Jesus mentions what “ancestors did to the prophets” and “false prophets.” Jesus declares that a prophetic life does involve suffering, but it is transformed into a joy that cannot be touched by that suffering. Those who deceive themselves and do not suffer are false prophets and they will be hungry, mourn, and weep. No one is exempt from the fullness of life’s lessons. Whatever context we’re in, like Jeremiah reminds us, “I the LORD test the mind and search the heart, to give to all according to their ways, according to the fruit of their doings.”

This is not all doom and gloom prophet stuff; this is not God writing off some and accepting others. Inclusiveness includes everyone. Equality means there is no hierarchy of superiority at play when it comes to love’s unconditional covenant. But these words and lessons are pointers, indicators, or wake-up calls. Woes to the rich for they have received their consolation means wealth inequality only gets us so far, and then it doesn’t help. That the full will be hungry and those laughing will mourn and weep just shows us that the same old thing leads to the same old thing. Today’s perpetrators and conquerors are tomorrow’s victims as cycles of domination, power, revenge, and control loop and overlap and come up empty.

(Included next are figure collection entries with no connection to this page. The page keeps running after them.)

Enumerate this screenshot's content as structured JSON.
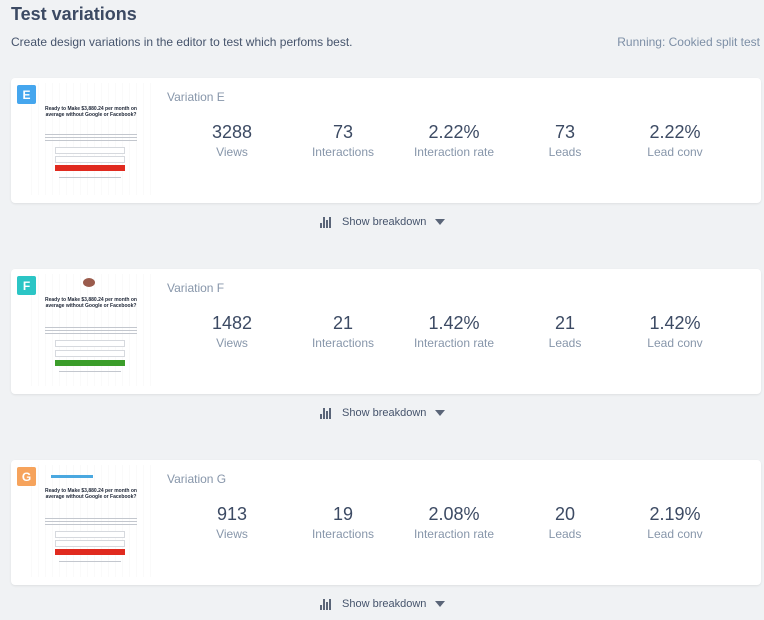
{
  "header": {
    "title": "Test variations",
    "subtitle": "Create design variations in the editor to test which perfoms best.",
    "running": "Running: Cookied split test"
  },
  "breakdown_label": "Show breakdown",
  "thumbnail_headline": "Ready to Make $3,880.24 per month on average without Google or Facebook?",
  "variations": [
    {
      "letter": "E",
      "badge_color": "#45a6ee",
      "cta_color": "#e02a1f",
      "name": "Variation E",
      "views": "3288",
      "interactions": "73",
      "interaction_rate": "2.22%",
      "leads": "73",
      "lead_conv": "2.22%"
    },
    {
      "letter": "F",
      "badge_color": "#2bc5c5",
      "cta_color": "#3b9d2a",
      "name": "Variation F",
      "views": "1482",
      "interactions": "21",
      "interaction_rate": "1.42%",
      "leads": "21",
      "lead_conv": "1.42%"
    },
    {
      "letter": "G",
      "badge_color": "#f6a35c",
      "cta_color": "#e02a1f",
      "name": "Variation G",
      "views": "913",
      "interactions": "19",
      "interaction_rate": "2.08%",
      "leads": "20",
      "lead_conv": "2.19%"
    }
  ],
  "stat_labels": {
    "views": "Views",
    "interactions": "Interactions",
    "interaction_rate": "Interaction rate",
    "leads": "Leads",
    "lead_conv": "Lead conv"
  },
  "icons": {
    "breakdown": "bar-chart-icon",
    "dropdown": "caret-down-icon"
  }
}
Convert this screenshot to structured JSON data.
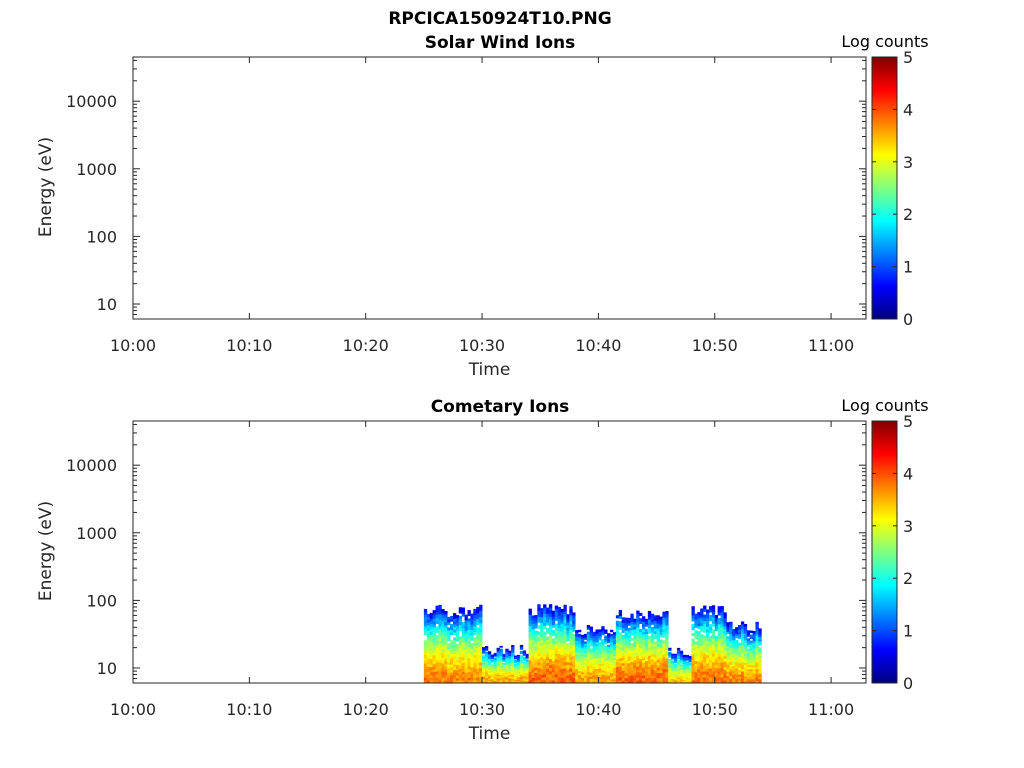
{
  "figure_title": "RPCICA150924T10.PNG",
  "chart_data": [
    {
      "type": "heatmap",
      "title": "Solar Wind Ions",
      "xlabel": "Time",
      "ylabel": "Energy (eV)",
      "x_range": [
        "10:00",
        "11:03"
      ],
      "x_ticks": [
        "10:00",
        "10:10",
        "10:20",
        "10:30",
        "10:40",
        "10:50",
        "11:00"
      ],
      "y_scale": "log",
      "y_range": [
        6,
        45000
      ],
      "y_ticks": [
        "10",
        "100",
        "1000",
        "10000"
      ],
      "colorbar": {
        "label": "Log counts",
        "range": [
          0,
          5
        ],
        "ticks": [
          "0",
          "1",
          "2",
          "3",
          "4",
          "5"
        ],
        "colormap": "jet"
      },
      "grid": false,
      "data": []
    },
    {
      "type": "heatmap",
      "title": "Cometary Ions",
      "xlabel": "Time",
      "ylabel": "Energy (eV)",
      "x_range": [
        "10:00",
        "11:03"
      ],
      "x_ticks": [
        "10:00",
        "10:10",
        "10:20",
        "10:30",
        "10:40",
        "10:50",
        "11:00"
      ],
      "y_scale": "log",
      "y_range": [
        6,
        45000
      ],
      "y_ticks": [
        "10",
        "100",
        "1000",
        "10000"
      ],
      "colorbar": {
        "label": "Log counts",
        "range": [
          0,
          5
        ],
        "ticks": [
          "0",
          "1",
          "2",
          "3",
          "4",
          "5"
        ],
        "colormap": "jet"
      },
      "grid": false,
      "data": [
        {
          "start": "10:25",
          "end": "10:27",
          "upper_energy": 80,
          "peak_log_counts": 3.8
        },
        {
          "start": "10:27",
          "end": "10:30",
          "upper_energy": 80,
          "peak_log_counts": 3.7
        },
        {
          "start": "10:30",
          "end": "10:34",
          "upper_energy": 20,
          "peak_log_counts": 3.6
        },
        {
          "start": "10:34",
          "end": "10:38",
          "upper_energy": 80,
          "peak_log_counts": 3.9
        },
        {
          "start": "10:38",
          "end": "10:41.5",
          "upper_energy": 40,
          "peak_log_counts": 3.6
        },
        {
          "start": "10:41.5",
          "end": "10:46",
          "upper_energy": 70,
          "peak_log_counts": 3.9
        },
        {
          "start": "10:46",
          "end": "10:48",
          "upper_energy": 20,
          "peak_log_counts": 3.4
        },
        {
          "start": "10:48",
          "end": "10:51",
          "upper_energy": 80,
          "peak_log_counts": 3.8
        },
        {
          "start": "10:51",
          "end": "10:54",
          "upper_energy": 45,
          "peak_log_counts": 3.7
        }
      ]
    }
  ]
}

Did you notice something else about that scene of Jesus on a level place? Even as Jesus and the diverse crowds were gathered on a level place, it was the Earth that held them all. They are all standing on the level ground. As blessings and woes have their way in the world, the Earth herself holds us. One of the things the biblical writers intend is for us to look past the surface level. Even if things are going well, there is always an invitation to go deeper and discover more meaningful aspects of life. They hold out a vision of something more, of life’s interconnections, not only to live into our humanity, but to claim our place and responsibility as planetary creatures.

We have much to learn and many wounds to heal, and as these biblical stories ripple in our own lives, we are called by, empowered through, and held within a sacred, divine union. May God help us receive Christ’s transformative gift of divine Love that is entrusted to us so we may learn to live more than spiritual beings having a human experience, but as participants grounded and centered in the living, Cosmic Christ. This is nothing less than a planetary, transformational life of wholeness and healing. As we come alongside those first disciples to follow Jesus, as Divine Mercy renews our mind and transforms our heart to help the wholeness of our soul emerge, may God be glorified, now, even as forever. Amen.